Una vez cada diez días traen aquí a nuestra centuria antes del toque de queda, para que podamos descansar y culturizarnos. Todas las películas de la lista de reproducción duran como mínimo dos horas; para saber cómo termina la historia hay que esperar otros diez días y, por supuesto, no cometer ningún fallo.

En las cien pantallitas, cien imágenes moviéndose. Cada uno elige el vídeo que le apetece. Algunos prefieren historias de caballeros, otros, guerras espaciales, otros, crónicas de la revolución europea del siglo XXII, la gran mayoría engulle películas de suspense; pero lo que más se cotiza es la ficción de explotación. La visita al cine en sí es un pequeño milagro. Probablemente sea la única elección que nos permiten hacer en el internado. Decidir qué vídeo vas a ver es lo mismo que encargar un sueño antes de dormir.

Pero incluso un paseo como éste, una vez cada diez días, es con bozal y correa: por la sala se pasean los monitores y, por encima de nuestros hombros, se asoman a nuestros sueños. A lo mejor ni siquiera es una elección, sino otra prueba de fidelidad.

A mi izquierda está el Novecientos Seis. Como siempre.

Yo quiero decirle algo. Confesarme.

«Pienso escapar de aquí. ¿Te apuntas?», ensayo mentalmente.

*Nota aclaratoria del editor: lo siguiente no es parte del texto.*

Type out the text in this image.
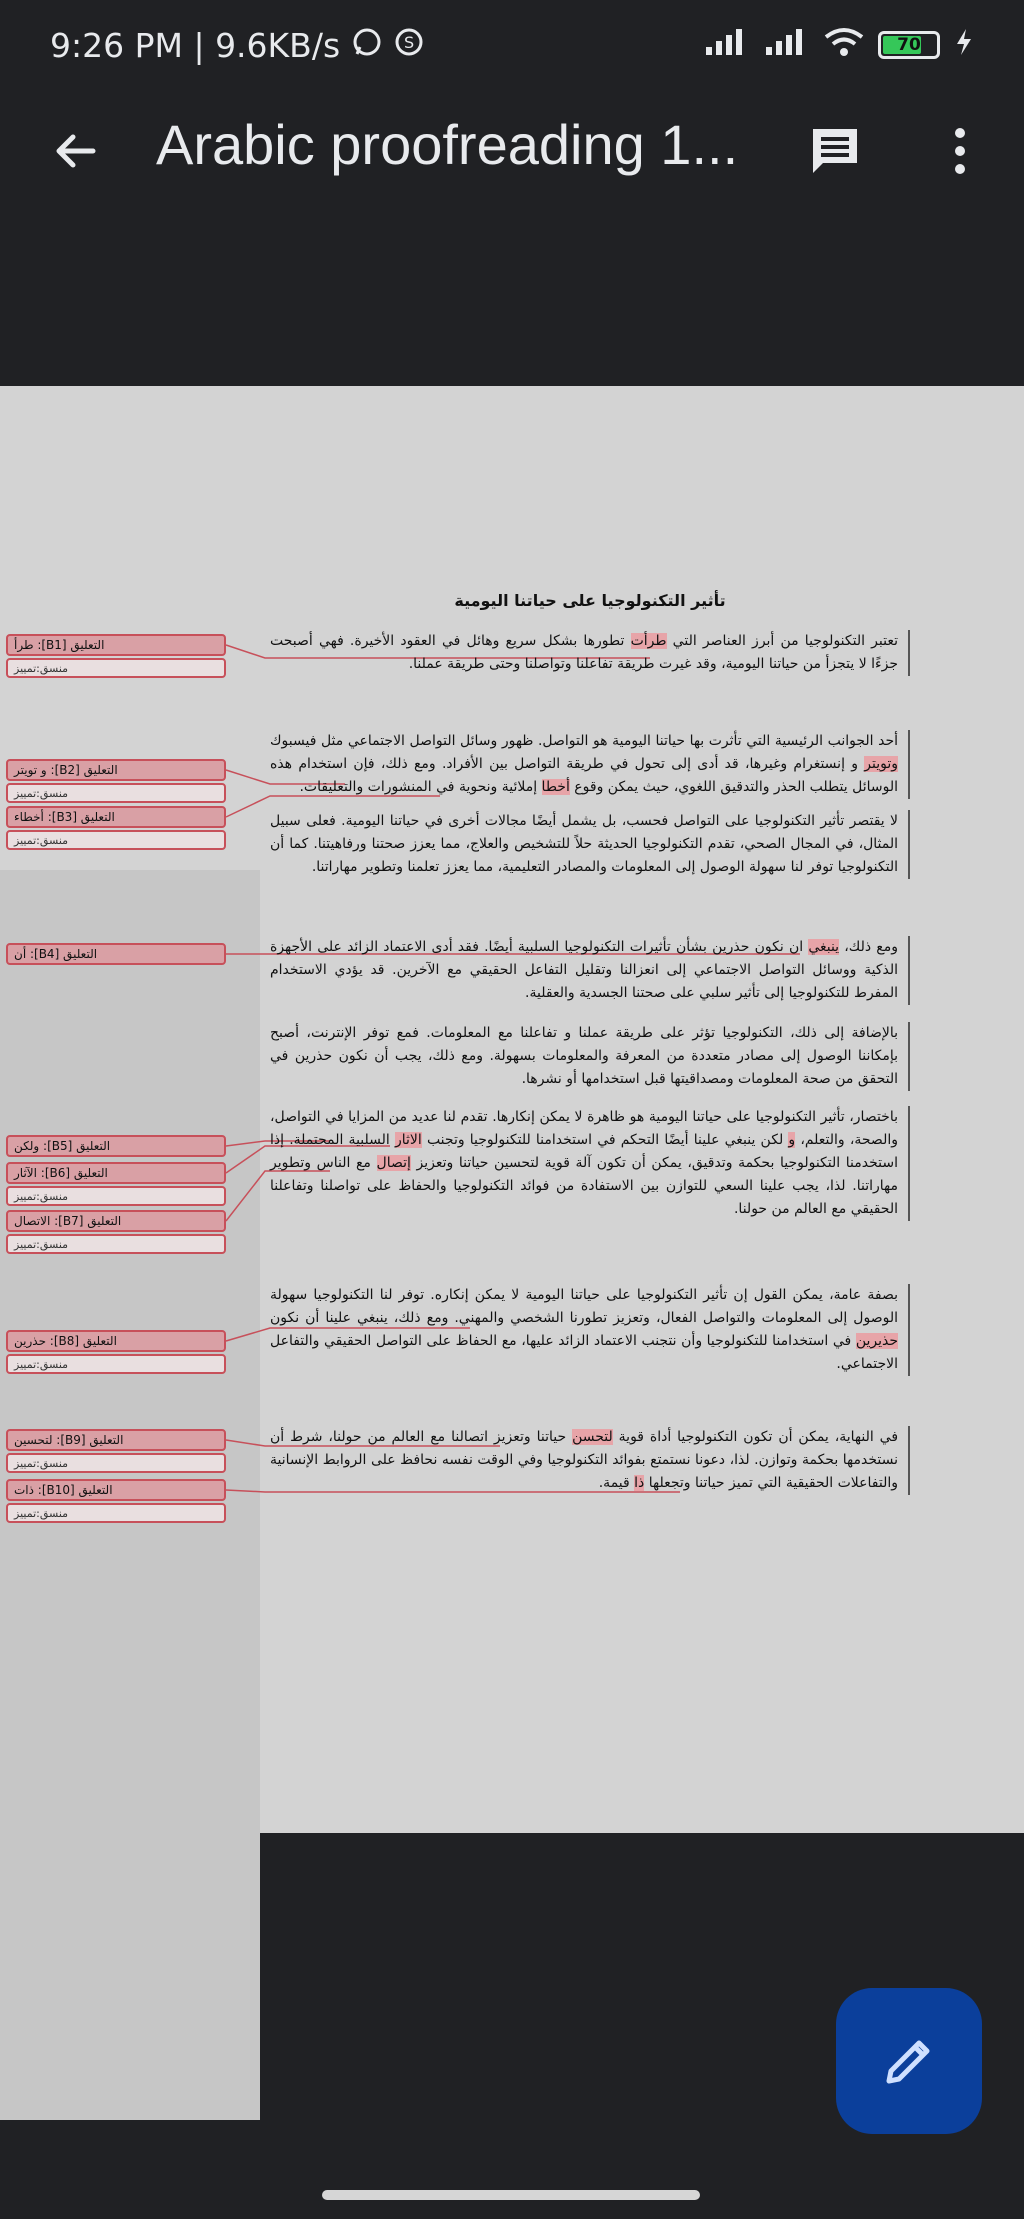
9:26 PM | 9.6KB/s	S	70
Arabic proofreading 1...
التعليق [B1]: طرأ
منسق:تمييز
التعليق [B2]: و تويتر
منسق:تمييز
التعليق [B3]: أخطاء
منسق:تمييز
التعليق [B4]: أن
التعليق [B5]: ولكن
التعليق [B6]: الآثار
منسق:تمييز
التعليق [B7]: الاتصال
منسق:تمييز
التعليق [B8]: حذرين
منسق:تمييز
التعليق [B9]: لتحسين
منسق:تمييز
التعليق [B10]: ذات
منسق:تمييز
تأثير التكنولوجيا على حياتنا اليومية
تعتبر التكنولوجيا من أبرز العناصر التي طرأت تطورها بشكل سريع وهائل في العقود الأخيرة. فهي أصبحت جزءًا لا يتجزأ من حياتنا اليومية، وقد غيرت طريقة تفاعلنا وتواصلنا وحتى طريقة عملنا.
أحد الجوانب الرئيسية التي تأثرت بها حياتنا اليومية هو التواصل. ظهور وسائل التواصل الاجتماعي مثل فيسبوك وتويتر و إنستغرام وغيرها، قد أدى إلى تحول في طريقة التواصل بين الأفراد. ومع ذلك، فإن استخدام هذه الوسائل يتطلب الحذر والتدقيق اللغوي، حيث يمكن وقوع أخطا إملائية ونحوية في المنشورات والتعليقات.
لا يقتصر تأثير التكنولوجيا على التواصل فحسب، بل يشمل أيضًا مجالات أخرى في حياتنا اليومية. فعلى سبيل المثال، في المجال الصحي، تقدم التكنولوجيا الحديثة حلاً للتشخيص والعلاج، مما يعزز صحتنا ورفاهيتنا. كما أن التكنولوجيا توفر لنا سهولة الوصول إلى المعلومات والمصادر التعليمية، مما يعزز تعلمنا وتطوير مهاراتنا.
ومع ذلك، ينبغي ان نكون حذرين بشأن تأثيرات التكنولوجيا السلبية أيضًا. فقد أدى الاعتماد الزائد على الأجهزة الذكية ووسائل التواصل الاجتماعي إلى انعزالنا وتقليل التفاعل الحقيقي مع الآخرين. قد يؤدي الاستخدام المفرط للتكنولوجيا إلى تأثير سلبي على صحتنا الجسدية والعقلية.
بالإضافة إلى ذلك، التكنولوجيا تؤثر على طريقة عملنا و تفاعلنا مع المعلومات. فمع توفر الإنترنت، أصبح بإمكاننا الوصول إلى مصادر متعددة من المعرفة والمعلومات بسهولة. ومع ذلك، يجب أن نكون حذرين في التحقق من صحة المعلومات ومصداقيتها قبل استخدامها أو نشرها.
باختصار، تأثير التكنولوجيا على حياتنا اليومية هو ظاهرة لا يمكن إنكارها. تقدم لنا عديد من المزايا في التواصل، والصحة، والتعلم، و لكن ينبغي علينا أيضًا التحكم في استخدامنا للتكنولوجيا وتجنب الاثار السلبية المحتملة. إذا استخدمنا التكنولوجيا بحكمة وتدقيق، يمكن أن تكون آلة قوية لتحسين حياتنا وتعزيز إتصال مع الناس وتطوير مهاراتنا. لذا، يجب علينا السعي للتوازن بين الاستفادة من فوائد التكنولوجيا والحفاظ على تواصلنا وتفاعلنا الحقيقي مع العالم من حولنا.
بصفة عامة، يمكن القول إن تأثير التكنولوجيا على حياتنا اليومية لا يمكن إنكاره. توفر لنا التكنولوجيا سهولة الوصول إلى المعلومات والتواصل الفعال، وتعزيز تطورنا الشخصي والمهني. ومع ذلك، ينبغي علينا أن نكون حذيرين في استخدامنا للتكنولوجيا وأن نتجنب الاعتماد الزائد عليها، مع الحفاظ على التواصل الحقيقي والتفاعل الاجتماعي.
في النهاية، يمكن أن تكون التكنولوجيا أداة قوية لتحسن حياتنا وتعزيز اتصالنا مع العالم من حولنا، شرط أن نستخدمها بحكمة وتوازن. لذا، دعونا نستمتع بفوائد التكنولوجيا وفي الوقت نفسه نحافظ على الروابط الإنسانية والتفاعلات الحقيقية التي تميز حياتنا وتجعلها ذا قيمة.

Lo miro con el rabillo del ojo y no digo nada.

«Vamos a pirarnos de aquí… Yo solo no puedo, pero entre los dos…».

Me muerdo la mejilla. No puedo. Quiero confiar en él y no puedo.

Vuelvo la cara y miro a la pantalla.

Delante de mí, una casa con azotea plana. Está compuesta de paralelepípedos y cubos y no se parece en absoluto a las casitas de las empalagosas animaciones infantiles. Unas formas espartanas, sencillas, paredes de color beis claro… Pero, no sé por qué, me parece muy acogedora. Quizá sea por las ventanas enormes o por la terraza de madera marrón, cuyo toldo rodea todo el edificio. A pesar de su aspecto aparentemente rectilíneo, me atrae. Es una casa habitada y por eso parece habitable.

Delante de la casa, un pequeño prado arreglado. Sobre el césped recién cortado hay dos hamacas graciosas: asientos de mimbre en forma de huevo cuelgan de unos soportes largos y encorvados, y se mecen sincronizadamente. Una de ellas la ocupa un hombre con pantalón de tela tupida y camisa de lino; el viento le agita el pelo trigueño, el humo del pitillo zigzaguea con elegancia y se esparce por el viento. En la otra, doblando sus piernas morenas, se arrellana una mujer joven con vestido blanco y ligero. Mientras sorbe de una copa vino pálido, escribe algo en un pequeño artefacto antiguo, un teléfono móvil.